Eisner v. Macomber — Quick Summary

Eisner v. Macomber

252 U.S. 189 (1920), Supreme Court of the United States

In Brief

Eisner v. Macomber is a foundational case in federal income tax and constitutional law that shaped the meaning of "income" under the Sixteenth Amendment.

Key Issue

Whether a pro rata stock dividend, representing a capitalization of surplus that leaves each shareholder's proportionate interest in the corporation unchanged, constitutes "income" within the meaning of the Sixteenth Amendment and is therefore taxable without apportionment.

The Rule

For Sixteenth Amendment purposes, "income" denotes a gain derived from capital, from labor, or from both combined, and requires realization—a severance from capital—so that it is available for the taxpayer's separate use and benefit. The Amendment removed the apportionment requirement only for taxes that are, in fact, laid on income as so understood; it did not broaden the taxing power to permit non-apportioned direct taxes on capital.
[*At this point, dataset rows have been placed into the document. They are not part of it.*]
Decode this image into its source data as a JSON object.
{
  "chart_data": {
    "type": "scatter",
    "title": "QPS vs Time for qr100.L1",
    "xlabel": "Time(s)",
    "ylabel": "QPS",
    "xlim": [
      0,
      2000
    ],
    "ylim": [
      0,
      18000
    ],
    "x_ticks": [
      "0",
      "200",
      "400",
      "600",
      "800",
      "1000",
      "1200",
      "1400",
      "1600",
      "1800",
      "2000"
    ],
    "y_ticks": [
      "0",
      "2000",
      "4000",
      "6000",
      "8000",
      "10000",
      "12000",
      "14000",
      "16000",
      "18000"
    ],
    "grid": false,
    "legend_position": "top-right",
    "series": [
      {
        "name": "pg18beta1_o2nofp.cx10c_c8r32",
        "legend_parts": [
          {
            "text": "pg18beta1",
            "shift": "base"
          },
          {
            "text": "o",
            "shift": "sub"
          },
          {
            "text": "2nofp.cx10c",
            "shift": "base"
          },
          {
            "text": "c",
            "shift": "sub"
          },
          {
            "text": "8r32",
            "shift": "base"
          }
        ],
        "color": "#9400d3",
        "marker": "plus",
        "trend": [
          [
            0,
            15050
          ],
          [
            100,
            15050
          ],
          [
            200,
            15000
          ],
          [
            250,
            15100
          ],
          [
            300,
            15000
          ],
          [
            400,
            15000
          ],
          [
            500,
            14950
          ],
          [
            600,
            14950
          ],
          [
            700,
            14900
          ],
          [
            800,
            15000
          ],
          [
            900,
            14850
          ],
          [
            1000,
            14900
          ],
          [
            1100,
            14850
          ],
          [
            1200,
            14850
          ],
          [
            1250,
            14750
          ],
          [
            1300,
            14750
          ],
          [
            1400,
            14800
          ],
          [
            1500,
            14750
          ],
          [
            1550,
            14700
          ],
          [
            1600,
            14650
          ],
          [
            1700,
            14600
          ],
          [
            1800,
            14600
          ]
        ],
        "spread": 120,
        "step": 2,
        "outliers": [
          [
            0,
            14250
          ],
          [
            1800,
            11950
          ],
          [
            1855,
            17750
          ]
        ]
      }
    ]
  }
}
A pro rata stock dividend, which merely evidences the reallocation of corporate surplus into capital without altering the shareholder's proportionate ownership, is not income.

Bottom Line

No. A pro rata stock dividend that capitalizes corporate surplus and leaves the shareholder's proportionate interest unchanged is not "income" under the Sixteenth Amendment; Congress may not tax it as income without apportionment.

Why It Matters

Eisner v. Macomber is pivotal for three reasons. First, it constitutionalized a realization requirement for income by insisting on a severance from capital before a gain becomes taxable without apportionment. Second, it confirmed that the Sixteenth Amendment did not expand the nature of the taxing power to reach capital; it only eliminated apportionment for true income taxes. Third, it shaped statutory law: today, Internal Revenue Code § 305 generally excludes pro rata stock dividends from gross income (with exceptions), reflecting Macomber's core holding. Although later decisions—especially Commissioner v. Glenshaw Glass Co. (1955) and Koshland v. Helvering (1936)—narrowed Macomber's reach and adopted a broader, more functional notion of income and realization, Macomber remains a touchstone in debates over realization, mark-to-market taxation, and the constitutional limits of federal taxing power.